While these observations were made from a psychiatric standpoint, I believe,

  1. It becomes obvious that a great many of our patients have had feeding difficulties during infancy.
  2. The resulting disorders of all sorts including nervous or mental, dental and general physical give us the very problems which develop a great deal of the friction between dentist and patient, make for a good deal of the “emery in the chinery” of our office.
  3. The variations of “natural” selection of foods does indeed determine considerable degree the amount of caries found in deciduous molars for example but those variations are due to factors too strong for a mix of cement to repair or a bit of advice about orange juice or a vitamin. Appeal to the patient’s interest in food and consequently teeth with which to enjoy it might do more.
  4. Foods are indeed a powerful factor in dental disorder but let us start at the right end and proceed in the order of development – from birth to the dental chair.


  1. Inadequate or excessive breast-feeding is undesirable.

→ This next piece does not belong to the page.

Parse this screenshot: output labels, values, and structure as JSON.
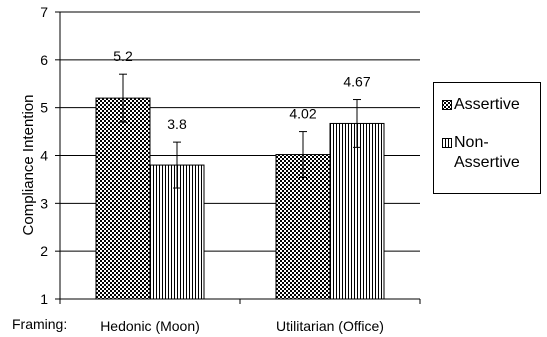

  2. Both of these extremes in infant feeding are common. Inadequate in 49% -excessive in 9%.
  3. A strong familial interest in upper alimentary tract and a faulty maternal emotional reaction to the child are important factors in functional gastro-intestinal, emotional and dental disorders.
  4. Recognition of these factors in our patients permits suggestions for prospective mothers, possibly general anesthetics or suitable measures for the “spoiled” child, premedication and local anesthetics for the adult whose concern with oral attentions is not limited to reconstruction procedures. Thus the dentist who understands these as factors in his problems saves much of his “time” and “energy” by an appropriate attitude and behavior and consequently delivers a more efficient and satisfactory service, tending toward more generous compensation in all ways.